As espiãs de Churchill e a personificação do povo britânico

Raquel Anne Lima de Assis

Doutora em História Comparada pela UFRJ (PPGHC)

Integrante do Grupo de Estudo do Tempo Presente (GET/UFS/CNPq)

E-mail: raquel@getempo.org

Fonte: https://filmow.com/as-espias-de-churchill-t245447/

Nos últimos anos, alguns filmes sobre a Segunda Guerra Mundial (1939-45) se tornaram bem conhecidos e premiados. Dentre eles, podemos citar O Discurso do Rei (2010), Dunkirk (2017) e O Destino de Uma Nação (2018). O que essas três películas têm em comum além da temática retratada? São produções cinematográficas britânicas que nos trazem uma história de superação e vitória do povo inglês na guerra. Algo semelhante vamos verificar no filme As espiãs de Churchill (2019), dirigido por Lydia Dean Pilcher. Enquanto as três primeiras obras citadas trazem a personificação da vitória britânica na figura de soldados e políticos, esta última utiliza de personagens civis comuns e mulheres.

As espiãs de Churchill é um filme que nos apresenta a história, baseada em eventos reais, de três espiãs que serviram na agência britânica de espionagem Special Operations Executive (SOE) durante a Segunda Guerra Mundial. São elas: Vera Atkins (Stana Katic), uma romena que trabalhou como oficial da inteligência inglesa e ajudou a recrutar mulheres espiãs; Virginia Hall (Sarah Megan Thomas), uma agente estadunidense que serviu ao SOE antes de ingressar na agência de inteligência norte-americana, Office of Strategic Service (OSS); e Noor Inayat Khan (Radhika Apte), uma mulçumana que nasceu em Moscou e atuou como a primeira mulher operadora de rádio da espionagem britânica.

No filme, essas mulheres têm como objetivo coletar informações e realizar ações de sabotagem na França ocupada pela Alemanha em 1940. A missão delas é ajudar os movimentos de resistência que atuavam no território francês e dificultar o deslocamento das tropas alemãs pelo país, destruindo trens, ferrovias e estradas. Dessa forma, Virginia Hall e Noor Inayat Khan são enviadas para atividades em campo; esta transmitindo informações via rádio para Vera Atkins localizada em Londres, e aquela empreendendo ações de comando em grupos de resistência franceses.

A história dessas três mulheres é retratada, assim como outros filmes britânicos, como exemplo de bravura, força e persistência que levaria à vitória dos Aliados na guerra contra o Eixo. Ou seja, é um filme que busca valorizar uma memória da guerra em torno do sentimento de superação, pois até 1941 o Reino Unido lutava quase que sozinho contra a Alemanha uma vez que a França estava ocupada e os EUA e a URSS ainda não tinham entrado oficialmente no conflito, embora os norte-americanos oferecessem ajuda militar e financeira aos britânicos.

Contudo, há uma especificidade no filme que gostaríamos de destacar.
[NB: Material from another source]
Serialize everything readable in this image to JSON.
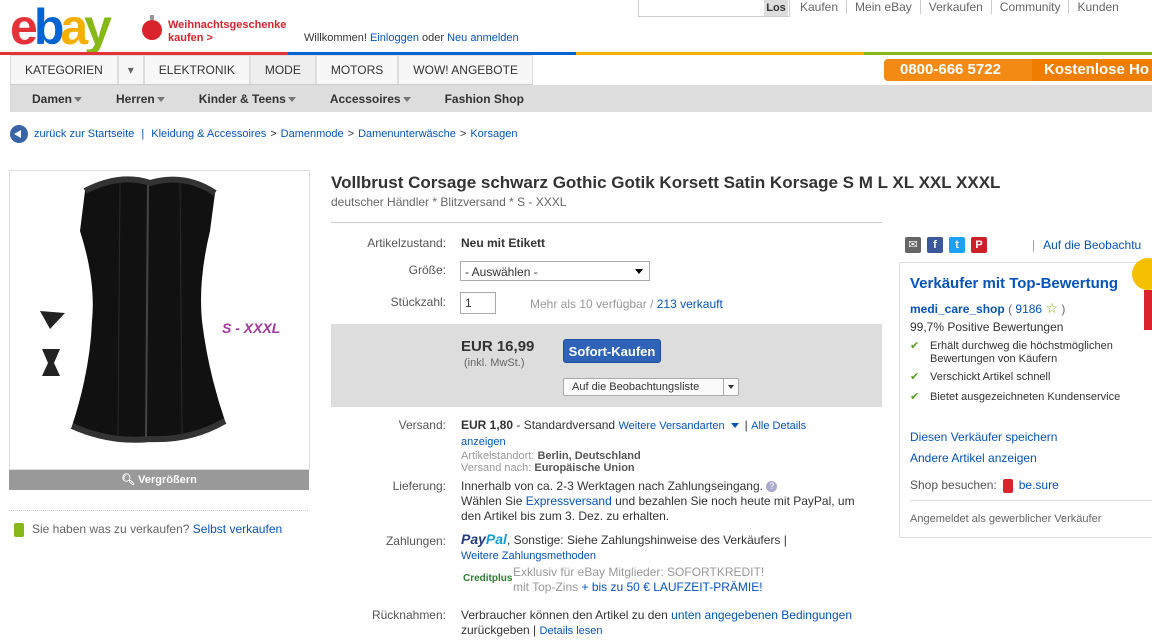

A vitória não é personificada na figura de homens soldados ou políticos famosos. Estamos nos referindo a mulheres civis. Esse fato nos faz observar um aspecto, a possível tentativa de criar uma identificação do público com os personagens, pois o agente secreto é um civil anônimo; pelo menos se apresenta desta maneira. Ele não possui patentes militares nem exerce cargos políticos no governo. As três espiãs são, assim, colocadas como mulheres comuns, como parte do povo britânico. Portanto, nessa identificação o público pode se enxergar como parte da vitória e como heróis nacionais, mesmo que mantendo seu anonimato, assim como essas agentes secretas são apresentadas na película.

É um filme produzido em um contexto em que o Reino Unido estava passando pelo Brexit, isto é, seu processo de saída da União Europeia. Tal desligamento foi marcado por tensões, divisões e tentativas de acordo, pois foram traçados diferentes planos pelos políticos britânicos de como deveria ocorrer o Brexit. Os conflitos no Parlamento Britânico levaram à demissão da primeira-ministra Theresa May, que foi substituída pelo Boris Johnson.

Diante desse cenário, verificamos como o filme nos traz uma ideia de união do povo britânico em um contexto que de fato era perpassado por fortes divisões. Sendo assim, As espiãs de Churchill é uma produção que possivelmente tenta criar entre seu público a ideia de que a nação britânica unida poderá superar as diversidades provocadas pelo cenário político a partir de uma representação histórica da Segunda Guerra Mundial.

O texto acima se trata da opinião do autor e não representa o pensamento do Portal Infonet.